For weeks we've heard from doctors, epidemiologists, and other scientists that the coronavirus won't be psyched out or distracted or duped into disappearing, irrespective of happy talk from Trump or gloomy forebodings from Fauci. The virus does what it wants as viruses are wont to do.
It does though appear to have shifted its allegiance from Democrat to Republican, something apparent in the uptick of cases in parts of the country not previously hard hit.
I refer to the red states.
In late March and all through April, the southern and midwestern states were eager to reopen, and they found a willing accomplice in Donald Trump; after all, that's where his votes came from. He's not going to carry New York, Massachusetts, Connecticut, California, or Washington, and so allowing the citizens in those states to dictate the pace at which America moved forward or didn’t move at all grated on him and annoyed the hell out of people in Georgia, Iowa, Arizona, and the like.
They clamored for their right to bowl and press against each other in swimming pools, and knuckling under meekly, Trumpian governors acceded to their wishes. Now it appears that the first states to reopen will be among the first to re-close.
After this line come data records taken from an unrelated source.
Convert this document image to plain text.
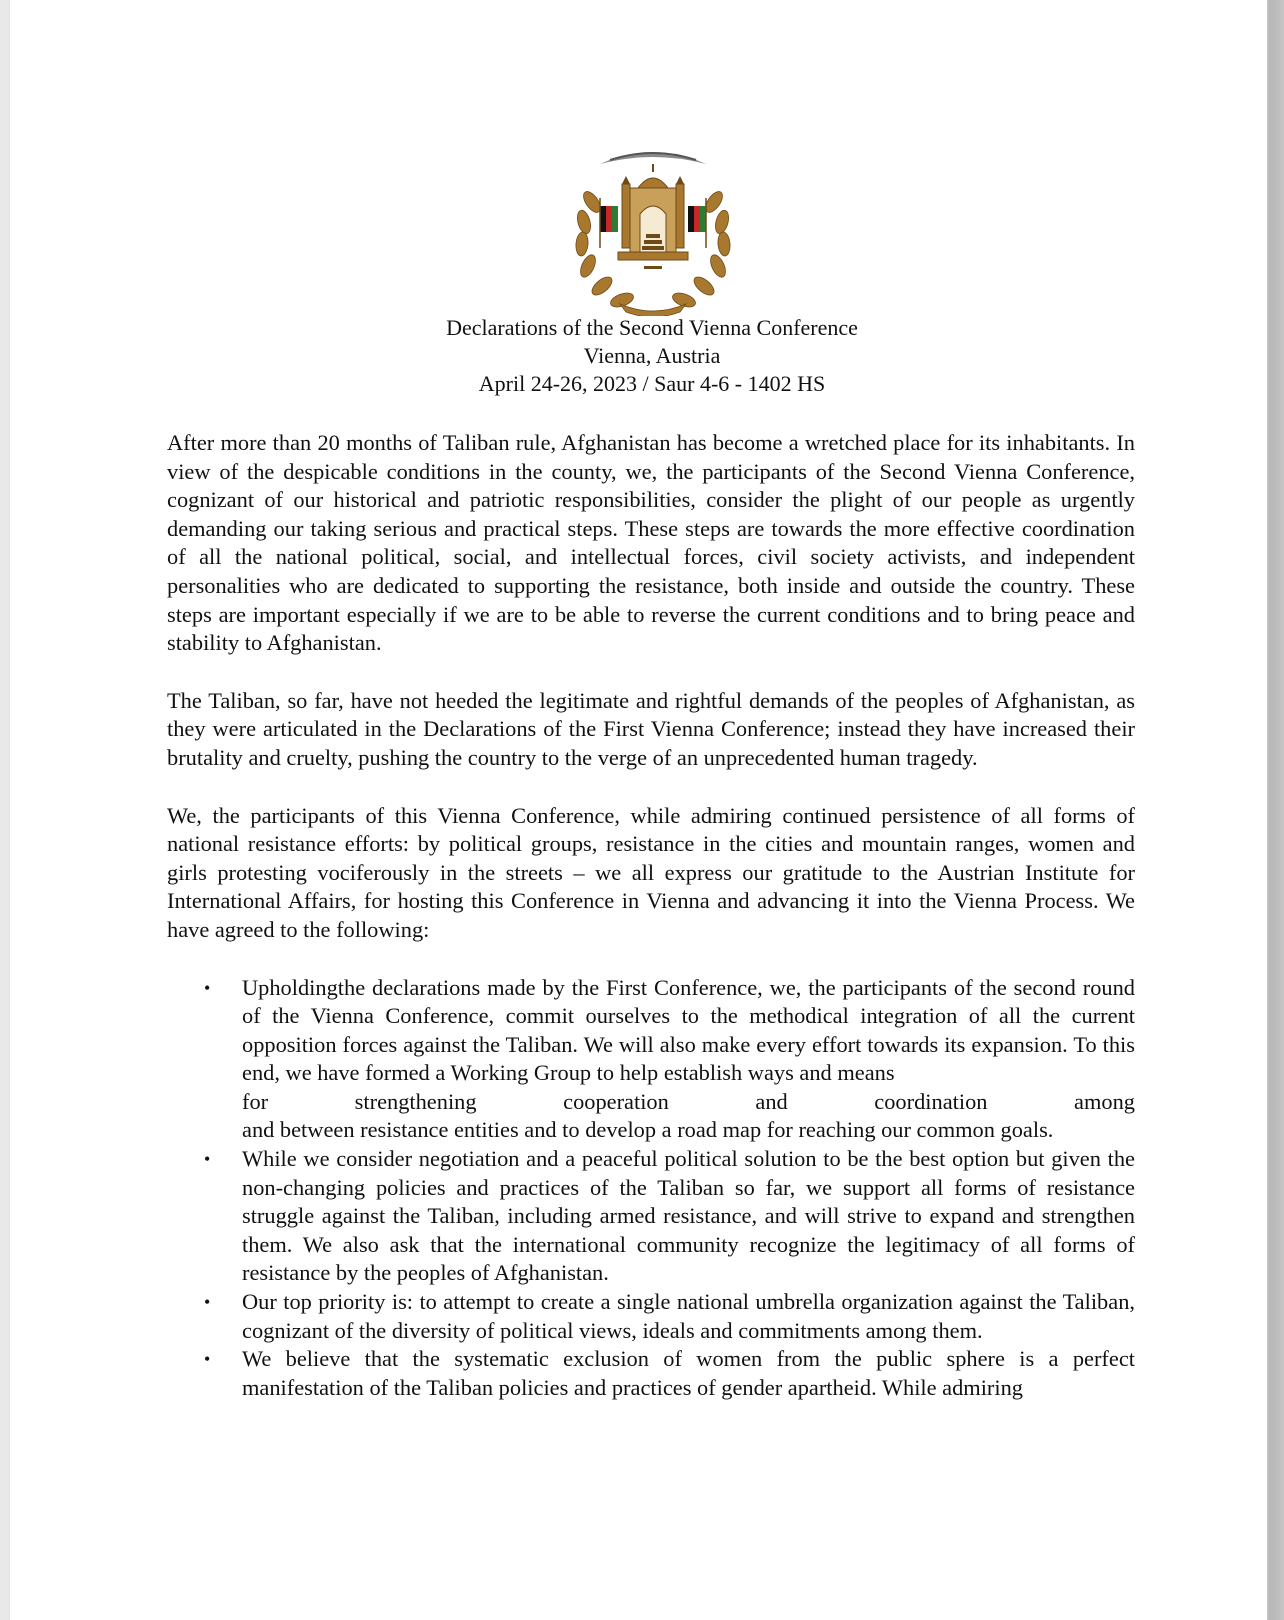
Declarations of the Second Vienna Conference
Vienna, Austria
April 24-26, 2023 / Saur 4-6 - 1402 HS

After more than 20 months of Taliban rule, Afghanistan has become a wretched place for its inhabitants. In view of the despicable conditions in the county, we, the participants of the Second Vienna Conference, cognizant of our historical and patriotic responsibilities, consider the plight of our people as urgently demanding our taking serious and practical steps. These steps are towards the more effective coordination of all the national political, social, and intellectual forces, civil society activists, and independent personalities who are dedicated to supporting the resistance, both inside and outside the country. These steps are important especially if we are to be able to reverse the current conditions and to bring peace and stability to Afghanistan.

The Taliban, so far, have not heeded the legitimate and rightful demands of the peoples of Afghanistan, as they were articulated in the Declarations of the First Vienna Conference; instead they have increased their brutality and cruelty, pushing the country to the verge of an unprecedented human tragedy.

We, the participants of this Vienna Conference, while admiring continued persistence of all forms of national resistance efforts: by political groups, resistance in the cities and mountain ranges, women and girls protesting vociferously in the streets – we all express our gratitude to the Austrian Institute for International Affairs, for hosting this Conference in Vienna and advancing it into the Vienna Process. We have agreed to the following:

• Upholdingthe declarations made by the First Conference, we, the participants of the second round of the Vienna Conference, commit ourselves to the methodical integration of all the current opposition forces against the Taliban. We will also make every effort towards its expansion. To this end, we have formed a Working Group to help establish ways and means
for	strengthening	cooperation	and	coordination	among
and between resistance entities and to develop a road map for reaching our common goals.
• While we consider negotiation and a peaceful political solution to be the best option but given the non-changing policies and practices of the Taliban so far, we support all forms of resistance struggle against the Taliban, including armed resistance, and will strive to expand and strengthen them. We also ask that the international community recognize the legitimacy of all forms of resistance by the peoples of Afghanistan.
• Our top priority is: to attempt to create a single national umbrella organization against the Taliban, cognizant of the diversity of political views, ideals and commitments among them.
• We believe that the systematic exclusion of women from the public sphere is a perfect manifestation of the Taliban policies and practices of gender apartheid. While admiring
It would all be funny—a little bit of schadenfreude—were it not for the fact that the people in those swimming pools don't live in those pools. When they towel off and go home, they carry all the little virulent droplets with them. And tonight in Tulsa, all those attendees at the Trump Love Fest and Adulation Festival (some wags have labeled it Covid-Fest 2020) will be doing the same and worse—worse because they will transport those droplets on interstate journeys to Kansas, Texas, Louisiana, etc.
At the heart of this, and seemingly at the heart of everything, lies a failed or nonexistent national policy, the product of a failed, non-existent administration. And to the rest of the world, we look like clowns, as if we have given up. In the words of Siouxsie Wiles, an infectious-diseases specialist at the University of Auckland in New Zealand, “It really does feel like the U.S. has given up.” She would know—her country has confirmed only three new cases over the last three weeks, and New Zealanders have now largely returned to their pre-coronavirus routines.
And Americans? In states where cases are spiking, we continue to plow forward as if Covid-19 didn’t exist, as if the death toll were not 120,000, as if a man speaking in an enclosed arena with 20,000 screaming people present was perfectly logical.
It's easy to say that the rally attendees aren't thinking clearly, but their unforgivable sin is their callousness. At the height of the scourge in New York and Boston, big-city hospitals were able to marshal all their resources and still just barely survive. What will happen in backwater towns in those red states when the patient load overwhelms the system? It's not just the partiers who will suffer—it will be more health care workers again paying the price—for some, the ultimate price—so that an ignorant narcissist can have his ego trip.
The virus, of course, does what it wants and afflict whom it wants, but there are steps we can take to redirect it, mitigate it, deflect it. A rally in a packed auditorium is not one of those steps.